PF-20T (Basstopteil)

Schlicht geht es auf der Frontseite zu: neben der Inputbuchse sitzt der Gainregler, gefolgt von einer Dreiband-Klangregelung mit Bass, Midrange und Treble. Als letzten Regler in der Reihe findet sich schließlich noch ein Poti für das Mastervolumen. In der Preamp-Sektion wurden zwei der beliebten 12AX7-Röhren verbaut, die Endstufe wird mit zwei größeren 6V6-Röhren angetrieben.

Fotostrecke: 5 Bilder Ist es ein Raumschiff? Ein Mixer? Eine Kaffeemaschine? Nein, hinter diesem ungewöhnlichen Look …

Die Rückseite bietet dazu, was der ambitionierte Bassist braucht: neben einem Mainpower-Schalter gibt es auch einen Standby-Schalter. Der “bias control switch” wird dann nötig, wenn einmal die Röhren gewechselt werden – bzw. lässt sich mit der Spannungsausrichtung der Röhren auch Einfluss auf den Sound nehmen, aber dazu später mehr.
Gleich zwei DI-Ausgänge stehen bereit: ein Balanced Line Out und ein Preamp Out, jeweils pre oder post EQ schaltbar – je nachdem, wie man das Signal abgreifen möchte. Hier besteht auch die Möglichkeit, das Signal gleich auf drei Arten in das Pult zu schicken: einmal als symmetrisches Signal vor der Endstufe, dazu über Preamp Out vor der Klangregelung bzw. nach der Klangregelung und Endstufe. Beide DI-Ausgänge sind abhängig vom Mastervolumen, außer der Preamp Out in “pre”-Stellung.

Fotostrecke: 5 Bilder Auch von der Seite wird die Optik des Topteils …

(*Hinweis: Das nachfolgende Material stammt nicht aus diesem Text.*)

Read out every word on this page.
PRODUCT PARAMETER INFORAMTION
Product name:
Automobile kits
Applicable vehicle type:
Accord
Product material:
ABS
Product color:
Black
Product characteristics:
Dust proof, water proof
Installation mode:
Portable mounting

Ein einziger Speakerausgang wurde in Form einer Klinkenbuchse verbaut. Das ist zwar heutzutage nicht mehr ganz zeitgemäß, aber immerhin rundet es das Bild des puristischen Vintage-Ansatzes ab. Ein Schalter, um die Lautsprecher-Impedanz von 4 bzw. 8 Ohm anzuwählen, findet sich noch unter dem Speakerausgang. Um Brummschleifen zu vermeiden, darf natürlich ein Groundlift nicht fehlen. Auf einen Effektschleifenweg wurde allerdings leider verzichtet.
Sollte der Amp häufiger transportiert werden, besorgt man sich am besten gleich ein passendes Flightcase, denn dem Ampeg-Top fehlt jegliche Art von Griffen oder Halterungen.

Fotostrecke: 4 Bilder “Tube or not tube” – die Frage stellt sich bei diesem Ampeg-Topteil nun wirklich nicht!

PF-112HLF (Bassbox)

Stylisch sieht sie aus mit ihrem “black diamond”-Tolexüberzug und der Vintage-Frontbespannung. Ein mit 200 Watt an 8 Ohm belastbarer Ceramic Eminence-Lautsprecher sitzt in einem Bassreflexgehäuse mit Abstrahlung nach vorne. Für die Höhenschmatzer kommt ein 1″-Hochtöner zum Einsatz. Dieser kann per Schalter ein- oder ausgeschaltet werden. Hier werden also nicht nur Vintagefreunde bedient, sondern auch moderne Sounds ermöglicht!
Um die Box mit dem Amp zu verbinden, stehen zwei Klinkenbuchsen zur Verfügung, was auch nötig ist, um eine zweite 8-Ohm-Box durchzuschleifen. In diesem Falle kann man dann beide Cabs mit einer finalen Gesamtimpendanz von 4 Ohm am Amp betreiben. Mit 14 kg zählt die Bassbox zu den Normal- bis Leichtgewichten unter den 1x12er-Cabinets, daher wurde auch lediglich ein massiver Griff in die Seite eingelassen, um sie einhändig tragen zu können. Für das angenehme Gewicht ist sicher auch das 15 mm starke Pappelholz verantwortlich. Diese Holzsorte des amerikanischen Tulpenbaums, eher als “American Whitewood” bekannt, wird aufgrund seiner günstigen Eigenschaften übrigens auch gerne im Instrumentenbau verwendet.
Mit einem Neodymspeaker ließe sich sicher noch etwas an Gewicht einsparen, jedoch hätte das wieder klangliche und – weil es mit der Beschaffung von Neodym zunehmend schwieriger wird – auch preisliche Auswirkungen.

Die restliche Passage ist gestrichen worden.